Bash scripting: using sed and cut to output a specific format

Question

I am working on a bash script using sed and cut that will take times input in various ways and output them in a specific format. Here is an example line:

timeinhour=$(cut -d" " -f2<<<"$line" | sed 's/p/ /'  | sed 's/a/ /' | sed 's/am/ /' | sed 's/pm/ /' | sed 's/AM/ /' | sed 's/PM/ /' )

As you can see I am just removing any trailing am or pm from a time entry that might be formatted in various ways leaving only the numbers.

So I want this line to just spit out the hour of the day (timeinhour), ie "1000AM" = "10" as does "10a" and "10am."

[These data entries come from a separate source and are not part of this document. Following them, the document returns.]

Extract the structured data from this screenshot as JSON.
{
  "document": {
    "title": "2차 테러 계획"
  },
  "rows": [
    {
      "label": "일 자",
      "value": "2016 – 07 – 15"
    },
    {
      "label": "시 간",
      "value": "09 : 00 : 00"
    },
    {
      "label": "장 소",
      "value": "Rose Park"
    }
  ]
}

The problem I am running into is the varying lengths of the time entries. If I tell sed or cut to remove the last two characters "1000" will correctly output the hour I need: "10," but using it on one that is already "10" obviously results in a blank output.

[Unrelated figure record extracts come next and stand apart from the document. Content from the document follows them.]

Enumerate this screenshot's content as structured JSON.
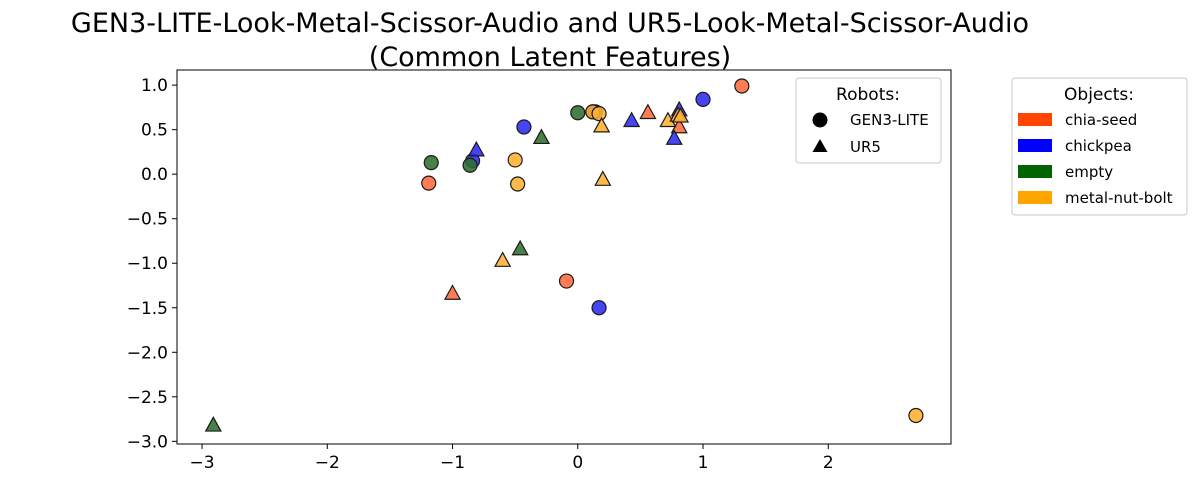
{
  "chart_data": {
    "type": "scatter",
    "title_line1": "GEN3-LITE-Look-Metal-Scissor-Audio and UR5-Look-Metal-Scissor-Audio",
    "title_line2": "(Common Latent Features)",
    "xlim": [
      -3.2,
      2.98
    ],
    "ylim": [
      -3.03,
      1.17
    ],
    "x_ticks": [
      -3,
      -2,
      -1,
      0,
      1,
      2
    ],
    "y_ticks": [
      1.0,
      0.5,
      0.0,
      -0.5,
      -1.0,
      -1.5,
      -2.0,
      -2.5,
      -3.0
    ],
    "robot_legend": {
      "title": "Robots:",
      "entries": [
        {
          "label": "GEN3-LITE",
          "marker": "circle"
        },
        {
          "label": "UR5",
          "marker": "triangle"
        }
      ]
    },
    "object_legend": {
      "title": "Objects:",
      "entries": [
        {
          "label": "chia-seed",
          "color": "#ff4500"
        },
        {
          "label": "chickpea",
          "color": "#0000ff"
        },
        {
          "label": "empty",
          "color": "#006400"
        },
        {
          "label": "metal-nut-bolt",
          "color": "#ffa500"
        }
      ]
    },
    "points": [
      {
        "x": -1.19,
        "y": -0.1,
        "robot": "GEN3-LITE",
        "object": "chia-seed"
      },
      {
        "x": -0.09,
        "y": -1.2,
        "robot": "GEN3-LITE",
        "object": "chia-seed"
      },
      {
        "x": 1.31,
        "y": 0.99,
        "robot": "GEN3-LITE",
        "object": "chia-seed"
      },
      {
        "x": 0.12,
        "y": 0.7,
        "robot": "GEN3-LITE",
        "object": "chia-seed"
      },
      {
        "x": -0.43,
        "y": 0.53,
        "robot": "GEN3-LITE",
        "object": "chickpea"
      },
      {
        "x": -0.84,
        "y": 0.15,
        "robot": "GEN3-LITE",
        "object": "chickpea"
      },
      {
        "x": 0.17,
        "y": -1.5,
        "robot": "GEN3-LITE",
        "object": "chickpea"
      },
      {
        "x": 1.0,
        "y": 0.84,
        "robot": "GEN3-LITE",
        "object": "chickpea"
      },
      {
        "x": 0.14,
        "y": 0.7,
        "robot": "GEN3-LITE",
        "object": "chickpea"
      },
      {
        "x": -1.17,
        "y": 0.13,
        "robot": "GEN3-LITE",
        "object": "empty"
      },
      {
        "x": -0.86,
        "y": 0.1,
        "robot": "GEN3-LITE",
        "object": "empty"
      },
      {
        "x": 0.0,
        "y": 0.69,
        "robot": "GEN3-LITE",
        "object": "empty"
      },
      {
        "x": -0.5,
        "y": 0.16,
        "robot": "GEN3-LITE",
        "object": "metal-nut-bolt"
      },
      {
        "x": -0.48,
        "y": -0.11,
        "robot": "GEN3-LITE",
        "object": "metal-nut-bolt"
      },
      {
        "x": 0.12,
        "y": 0.7,
        "robot": "GEN3-LITE",
        "object": "metal-nut-bolt"
      },
      {
        "x": 0.17,
        "y": 0.68,
        "robot": "GEN3-LITE",
        "object": "metal-nut-bolt"
      },
      {
        "x": 2.7,
        "y": -2.71,
        "robot": "GEN3-LITE",
        "object": "metal-nut-bolt"
      },
      {
        "x": -1.0,
        "y": -1.34,
        "robot": "UR5",
        "object": "chia-seed"
      },
      {
        "x": 0.56,
        "y": 0.69,
        "robot": "UR5",
        "object": "chia-seed"
      },
      {
        "x": 0.81,
        "y": 0.53,
        "robot": "UR5",
        "object": "chia-seed"
      },
      {
        "x": -0.81,
        "y": 0.27,
        "robot": "UR5",
        "object": "chickpea"
      },
      {
        "x": 0.43,
        "y": 0.6,
        "robot": "UR5",
        "object": "chickpea"
      },
      {
        "x": 0.77,
        "y": 0.4,
        "robot": "UR5",
        "object": "chickpea"
      },
      {
        "x": 0.81,
        "y": 0.72,
        "robot": "UR5",
        "object": "chickpea"
      },
      {
        "x": -2.91,
        "y": -2.82,
        "robot": "UR5",
        "object": "empty"
      },
      {
        "x": -0.46,
        "y": -0.84,
        "robot": "UR5",
        "object": "empty"
      },
      {
        "x": -0.29,
        "y": 0.41,
        "robot": "UR5",
        "object": "empty"
      },
      {
        "x": -0.6,
        "y": -0.97,
        "robot": "UR5",
        "object": "metal-nut-bolt"
      },
      {
        "x": 0.19,
        "y": 0.54,
        "robot": "UR5",
        "object": "metal-nut-bolt"
      },
      {
        "x": 0.2,
        "y": -0.06,
        "robot": "UR5",
        "object": "metal-nut-bolt"
      },
      {
        "x": 0.72,
        "y": 0.6,
        "robot": "UR5",
        "object": "metal-nut-bolt"
      },
      {
        "x": 0.8,
        "y": 0.66,
        "robot": "UR5",
        "object": "metal-nut-bolt"
      },
      {
        "x": 0.82,
        "y": 0.65,
        "robot": "UR5",
        "object": "metal-nut-bolt"
      }
    ],
    "marker_colors": {
      "chia-seed": "#ff6a3d",
      "chickpea": "#2b2bf2",
      "empty": "#2f6f2f",
      "metal-nut-bolt": "#ffb030"
    }
  }
}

I have been experimenting with a line like this

sed 's/\(.*\)../\1/'

If anyone has any advice, I would appreciate it.

For example, this input:

1p
1032AM
419pm
1202a

would produce:

1
10
4
12

Answer 1

sed 's/[^0-9]//g;s/^[0-9]\{1,2\}$/&00/;s/^\(.*\)..$/\1/'

the steps

1p    -> 1    ->  100 -> 1
10a   -> 10   -> 1000 -> 10
419pm -> 419  ->  419 -> 4
1202a -> 1202 -> 1202 -> 12

• delete what is not number
• expand 1 or 2 digit (hours) into 4 digit HHmm
• ignore last two charactes (minutes)

Answer 2

Try:

timeinhour=$(cut -d" " -f2<<<"$line" | sed 's/p/ /;s/a/ /;s/am/ /;s/pm/ /;s/AM/ /;s/PM/ /' | sed 's/\(.*\)../\1/' # Using your example.